Constructing multi-view CE network#

Ligand molecules from a single source can only cover a certain region.

Before constructing multi-view communication network, we need to calculate the w_best to decide the region (‘how far is far’).

The parameters for culcalating w_best is shown in HoloNet.tools.default_w_visium().

w_best = hn.tl.default_w_visium(adata)
hn.pl.select_w(adata, w_best=w_best)
../_images/tutorial_CE_5_0.png

Based on w_best, we can build up the multi-view communication network.

We calculate the edge weights of the multi-view communication network. With the more attributions of ligands, HoloNet.tools.compute_ce_tensor() can set different w_best for secreted ligands and plasma-membrane-binding ligands.

Then we filter the edges with low specificities.

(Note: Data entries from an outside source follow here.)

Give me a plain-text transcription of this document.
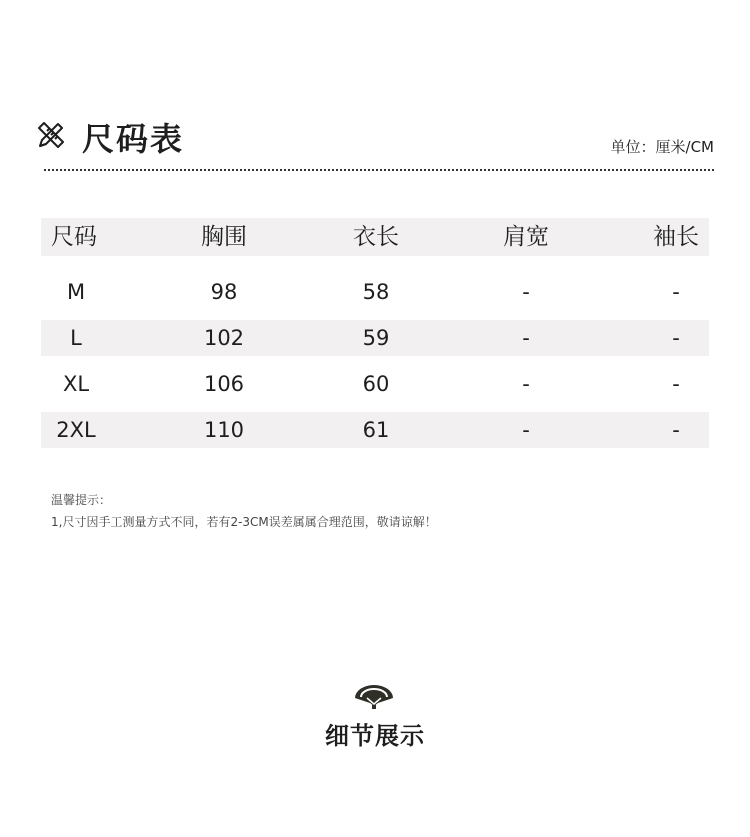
尺码表	单位：厘米/CM
尺码	胸围	衣长	肩宽	袖长
M	98	58	-	-
L	102	59	-	-
XL	106	60	-	-
2XL	110	61	-	-
温馨提示：
1,尺寸因手工测量方式不同，若有2-3CM误差属属合理范围，敬请谅解！
细节展示
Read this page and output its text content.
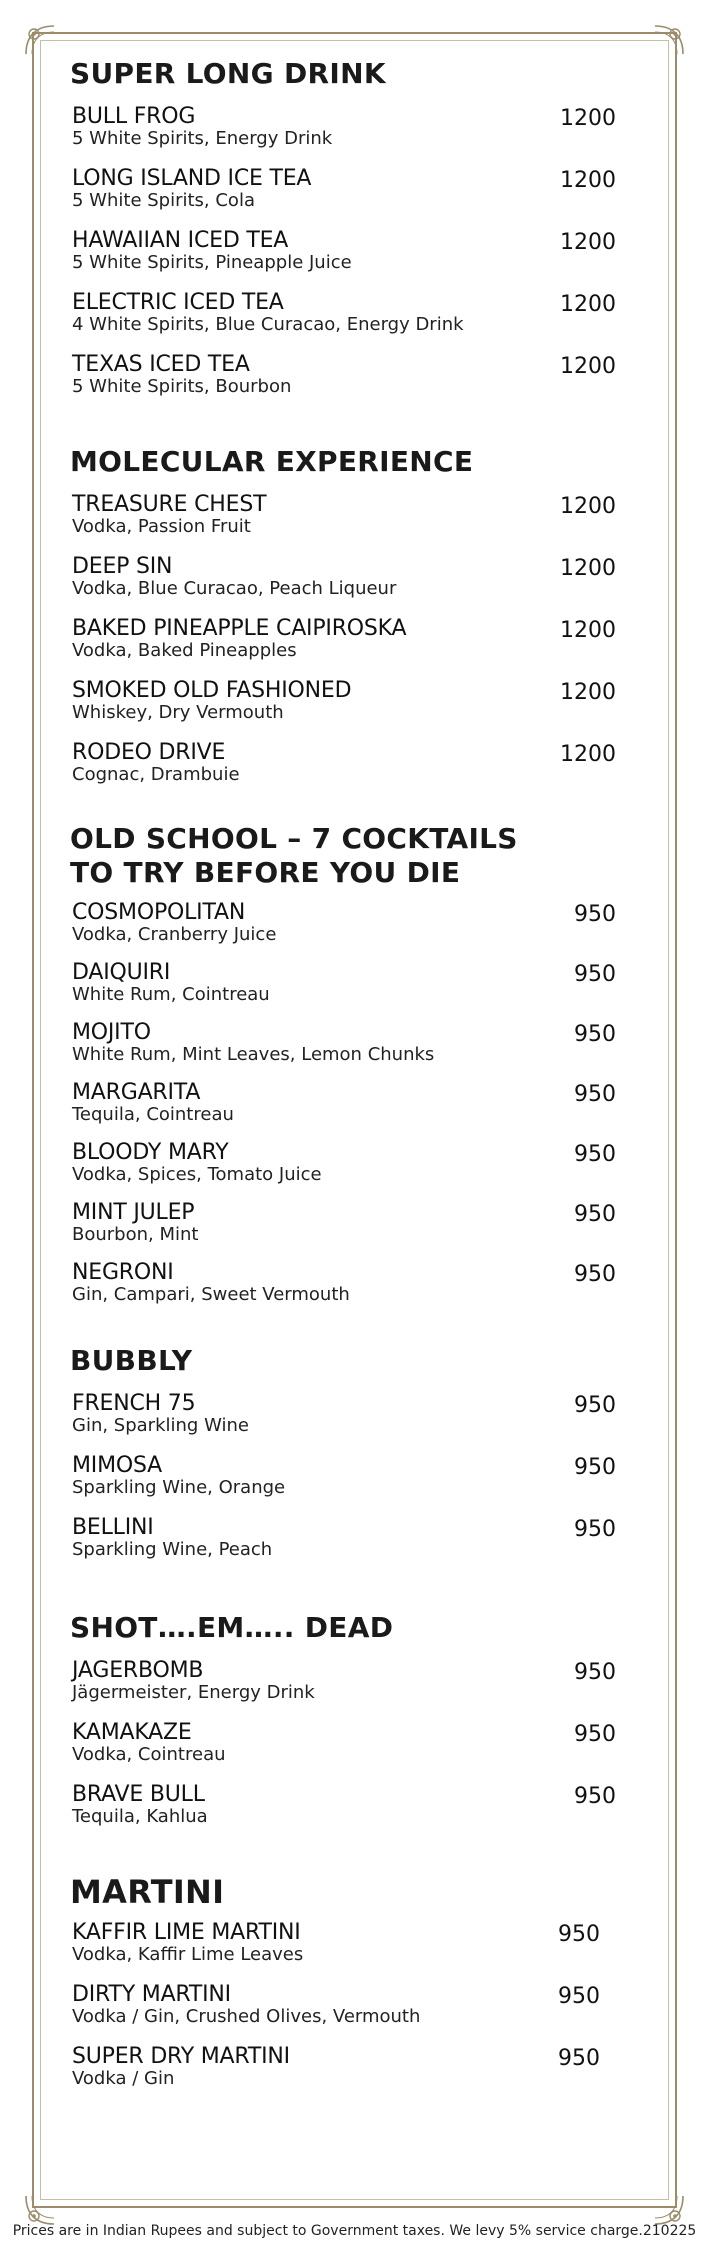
SUPER LONG DRINK
BULL FROG
5 White Spirits, Energy Drink
1200
LONG ISLAND ICE TEA
5 White Spirits, Cola
1200
HAWAIIAN ICED TEA
5 White Spirits, Pineapple Juice
1200
ELECTRIC ICED TEA
4 White Spirits, Blue Curacao, Energy Drink
1200
TEXAS ICED TEA
5 White Spirits, Bourbon
1200
MOLECULAR EXPERIENCE
TREASURE CHEST
Vodka, Passion Fruit
1200
DEEP SIN
Vodka, Blue Curacao, Peach Liqueur
1200
BAKED PINEAPPLE CAIPIROSKA
Vodka, Baked Pineapples
1200
SMOKED OLD FASHIONED
Whiskey, Dry Vermouth
1200
RODEO DRIVE
Cognac, Drambuie
1200
OLD SCHOOL – 7 COCKTAILS
TO TRY BEFORE YOU DIE
COSMOPOLITAN
Vodka, Cranberry Juice
950
DAIQUIRI
White Rum, Cointreau
950
MOJITO
White Rum, Mint Leaves, Lemon Chunks
950
MARGARITA
Tequila, Cointreau
950
BLOODY MARY
Vodka, Spices, Tomato Juice
950
MINT JULEP
Bourbon, Mint
950
NEGRONI
Gin, Campari, Sweet Vermouth
950
BUBBLY
FRENCH 75
Gin, Sparkling Wine
950
MIMOSA
Sparkling Wine, Orange
950
BELLINI
Sparkling Wine, Peach
950
SHOT….EM….. DEAD
JAGERBOMB
Jägermeister, Energy Drink
950
KAMAKAZE
Vodka, Cointreau
950
BRAVE BULL
Tequila, Kahlua
950
MARTINI
KAFFIR LIME MARTINI
Vodka, Kaffir Lime Leaves
950
DIRTY MARTINI
Vodka / Gin, Crushed Olives, Vermouth
950
SUPER DRY MARTINI
Vodka / Gin
950
Prices are in Indian Rupees and subject to Government taxes. We levy 5% service charge.210225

elements_expr_df_dict = hn.tl.elements_expr_df_calculate(expressed_lr_df, complex_db, cofactor_db, adata)
ce_tensor = hn.tl.compute_ce_tensor(expressed_lr_df, w_best, elements_expr_df_dict, adata)
filtered_ce_tensor = hn.tl.filter_ce_tensor(ce_tensor, adata, expressed_lr_df, elements_expr_df_dict, w_best)

Note

This step will consume a lot of memory. If you run out of memory, you can choose to only compute communication networks with fewer ligand-receptor pairs, and turn down the value of n_pairs parameter in HoloNet.tools.filter_ce_tensor() Also, you can set copy=False in hn.tl.filter_ce_tensor or down-sample the dataset to reduced memory consumption. When setting cut_porp as 2, we can run the whole tutorial on Macbook Pro (16G RAM, Apple M1 pro).

import random
cut_porp = 2
adata_subset = adata[random.sample(list(adata.obs_names), round(adata.shape[0] / cut_porp))]
elements_expr_df_dict = hn.tl.elements_expr_df_calculate(expressed_lr_df, complex_db, cofactor_db, adata_subset)
ce_tensor = hn.tl.compute_ce_tensor(expressed_lr_df, w_best, elements_expr_df_dict, adata_subset)
filtered_ce_tensor = hn.tl.filter_ce_tensor(ce_tensor, adata_subset, expressed_lr_df,
                                            elements_expr_df_dict, w_best, copy=False)

Visualizing CEs#

Based on the multi-view CE network, we provide two visualization methods:

  • CE hotspot plots for visualizing the centralities of spots. Provide two calculating methods:
    • Degree centrality: out-degree + in-degree, faithfully reflects the CE strength related to each spot.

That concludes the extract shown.